The historical correlations between 7-day moving averages of covid deaths and hospitalizations and ICU beds are assumed to hold. What does this mean for future trends in coronavirus-related deaths?
figure 1: Covid deaths, 7-day moving average (black) and 7-day moving average (red) of predicted lagged hospitalizations and ICU deaths based on log-level OLS regression, 95% confidence intervals (see below). Source: Our Data World, accessed 16 January 2022, author’s calculations.
Point estimate for 1/28 of 3176 deaths (7-day moving average).
I use a sample from August 5, 2020 to January 15, 2022 to estimate:
deceasedTon = 357.08 + 0.816lhospt-21 + 0.300 Facet-14 – 0.054trend + 0.000002trend2
Adj R2 = 0.94, SER = 0.165, DW = 0.09, N = 529, bold indicates significance at 5% msl, using HAC robust standard errors.

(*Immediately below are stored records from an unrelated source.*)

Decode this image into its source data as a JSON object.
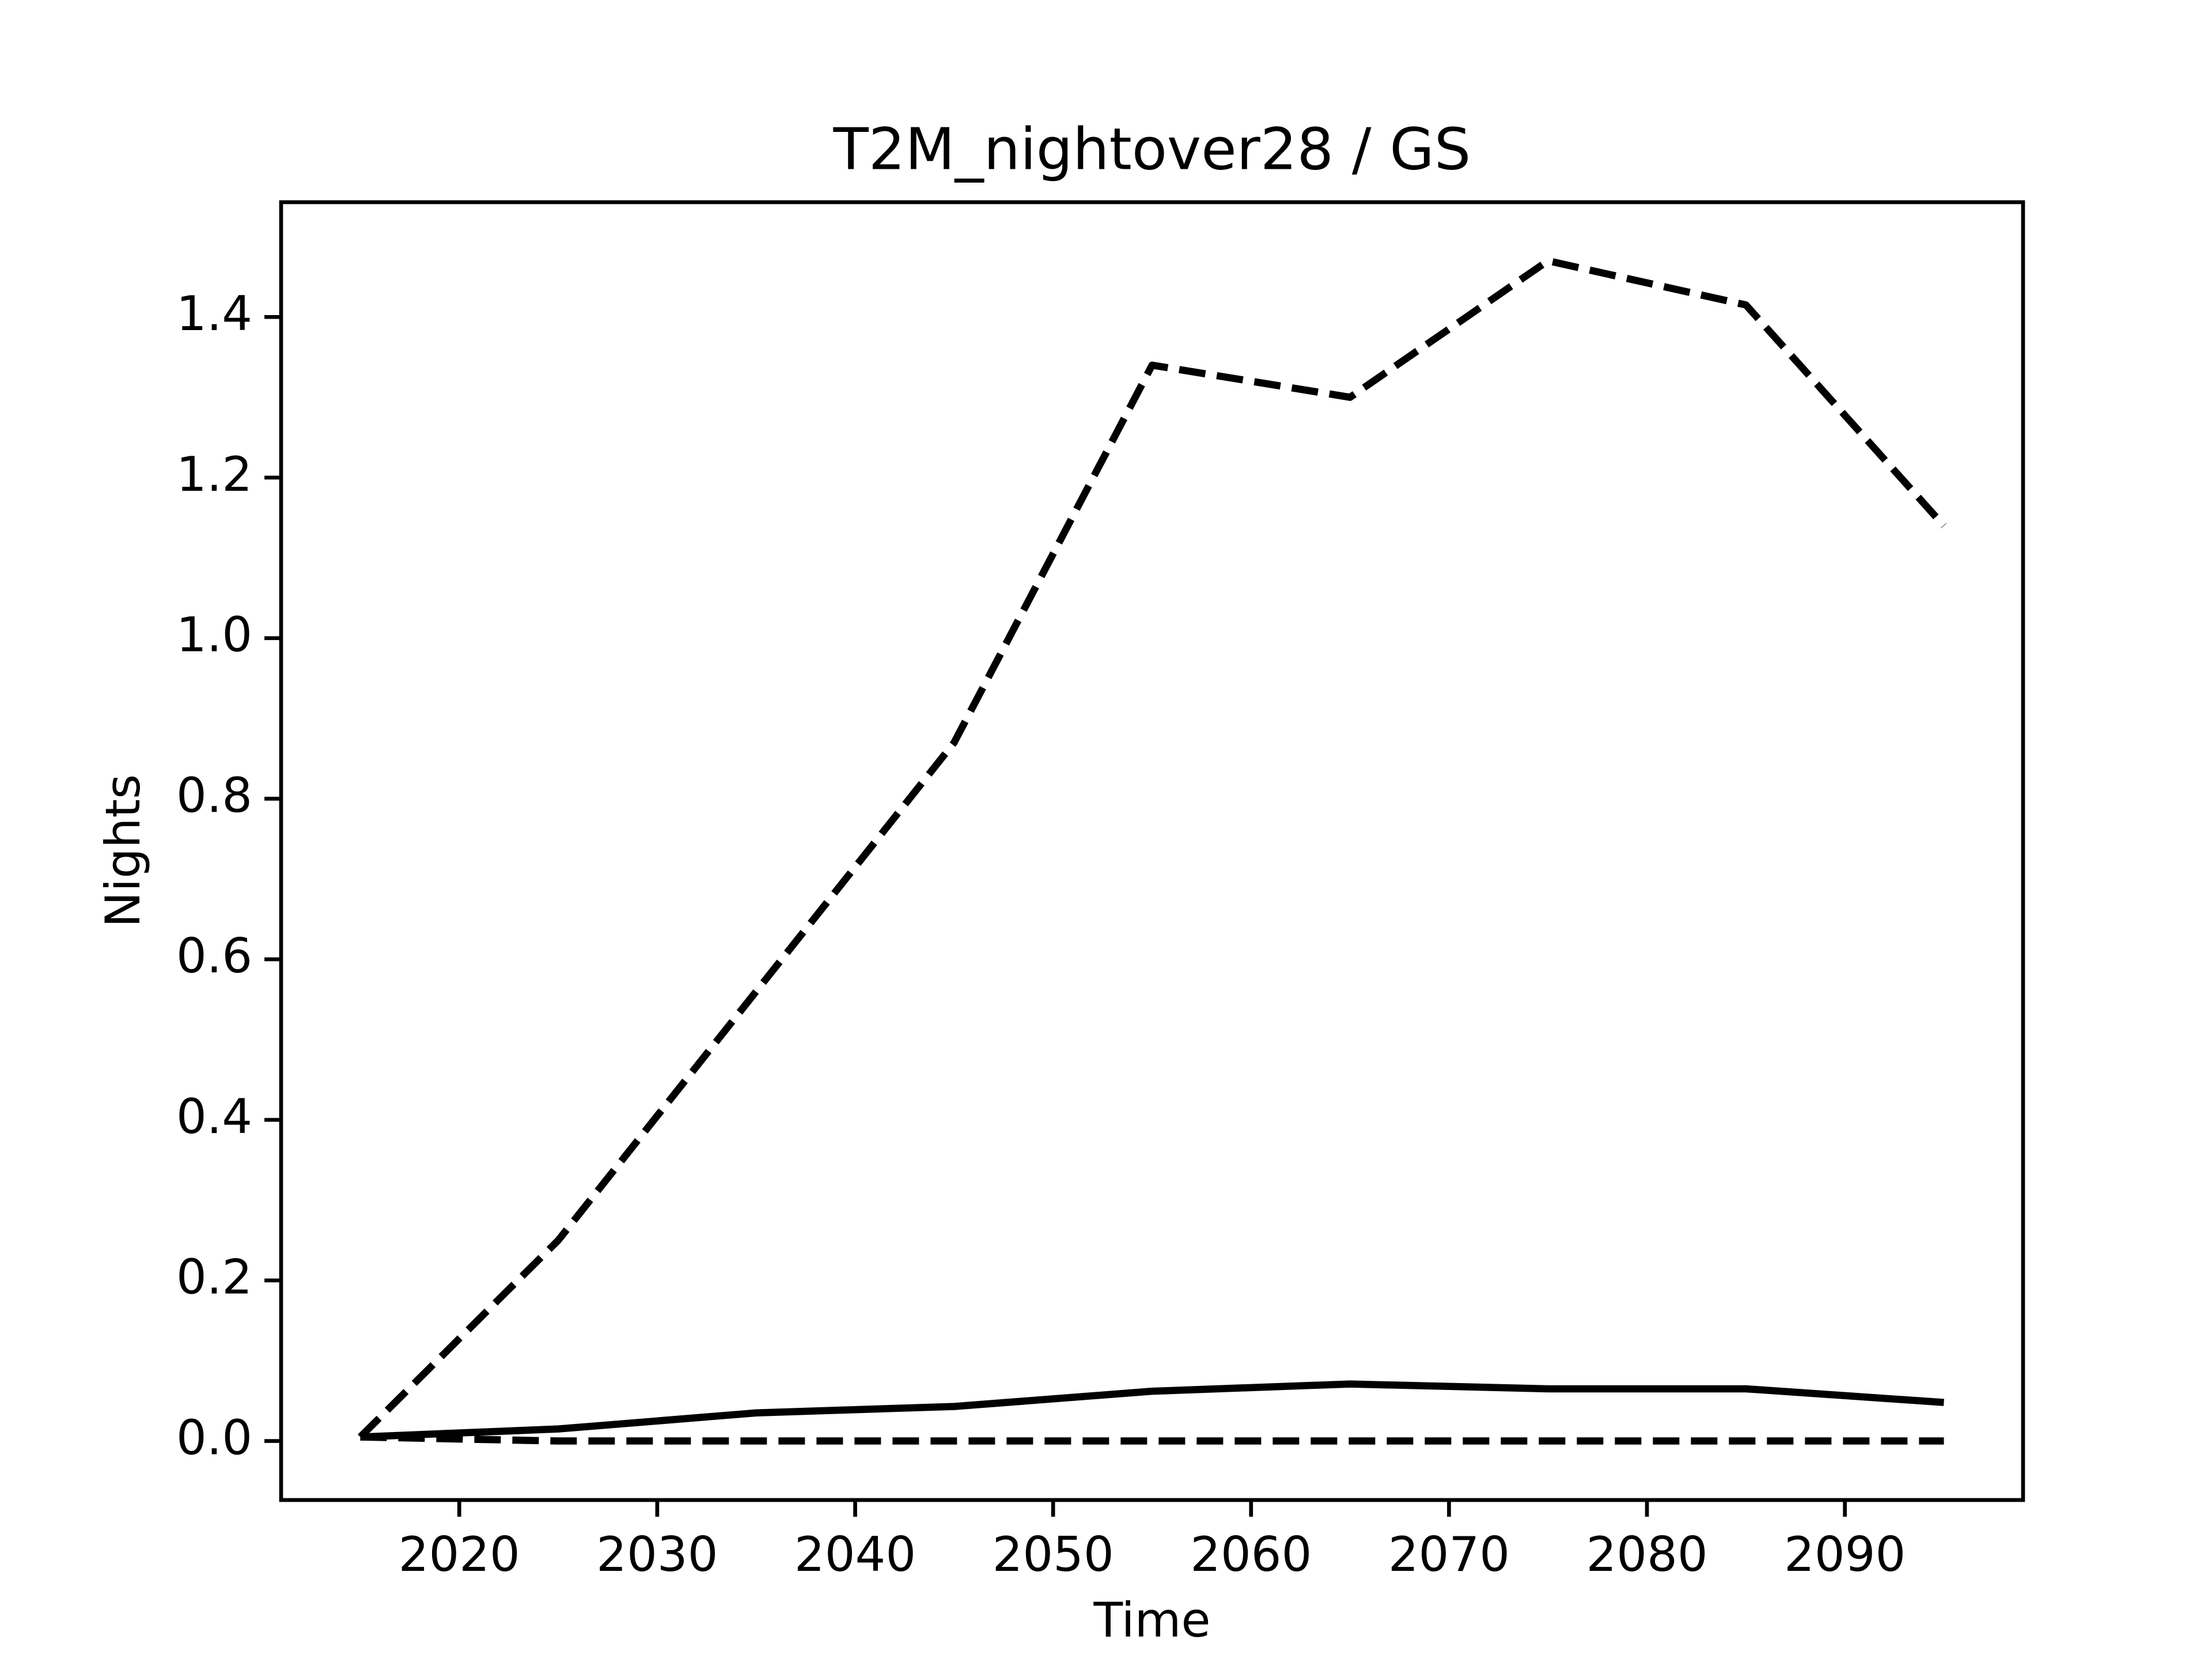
{
  "chart_data": {
    "type": "line",
    "title": "T2M_nightover28 / GS",
    "x_label": "Time",
    "y_label": "Nights",
    "x": [
      2015,
      2025,
      2035,
      2045,
      2055,
      2065,
      2075,
      2085,
      2095
    ],
    "series": [
      {
        "color": "#000000",
        "linestyle": "solid",
        "values": [
          0.005,
          0.015,
          0.035,
          0.043,
          0.062,
          0.071,
          0.065,
          0.065,
          0.048
        ]
      },
      {
        "color": "#000000",
        "linestyle": "dashed",
        "values": [
          0.005,
          0.25,
          0.56,
          0.87,
          1.34,
          1.3,
          1.47,
          1.415,
          1.14
        ]
      },
      {
        "color": "#000000",
        "linestyle": "dashed",
        "values": [
          0.005,
          0,
          0,
          0,
          0,
          0,
          0,
          0,
          0
        ]
      }
    ],
    "xlim": [
      2011,
      2099
    ],
    "xticks": [
      2020,
      2030,
      2040,
      2050,
      2060,
      2070,
      2080,
      2090
    ],
    "ylim": [
      -0.0735,
      1.543
    ],
    "yticks": [
      {
        "value": 0,
        "label": "0.0"
      },
      0.2,
      0.4,
      0.6,
      0.8,
      {
        "value": 1,
        "label": "1.0"
      },
      1.2,
      1.4
    ]
  }
}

This ad hoc specification is based on the following observations:
figure 2: Covid deaths, 7-day moving average (black, left scale), hospitalization time lag 21 days (red, right scale). Source: Our Data World, accessed 16 January 2022.
image 3: Covid deaths, 7-day moving average (black, left scale), ICU use lag of 14 days (red, right scale). Source: Our Data World, accessed 16 January 2022.
Since the in-log-levels norm exhibits a high degree of serial correlation (possibly spurious regression), I estimate first-order differences.
ΔdeceasedTon = 0.00045 + 0.276Δlhospt-21 + 0.270Δ Facet-14
Adj R2 = 0.07, SER = 0.048, DW = 1.69, N = 529, bold indicates significance at 5% msl, using HAC robust standard errors.
(Coefficients for linear time trends are not statistically significant.)
The norm yielded a lower forecast of 2342 at 1/28, which would be close to the fall 2021 peak (9/30).
Figure 4: Covid deaths, 7-day moving average (black) and log-based prediction OLS regression lagged 7-day moving average of hospitalizations and ICU deaths (red), and log-based first difference (green) (see above) . Source: Our Data World, accessed 16 January 2022, author’s calculations.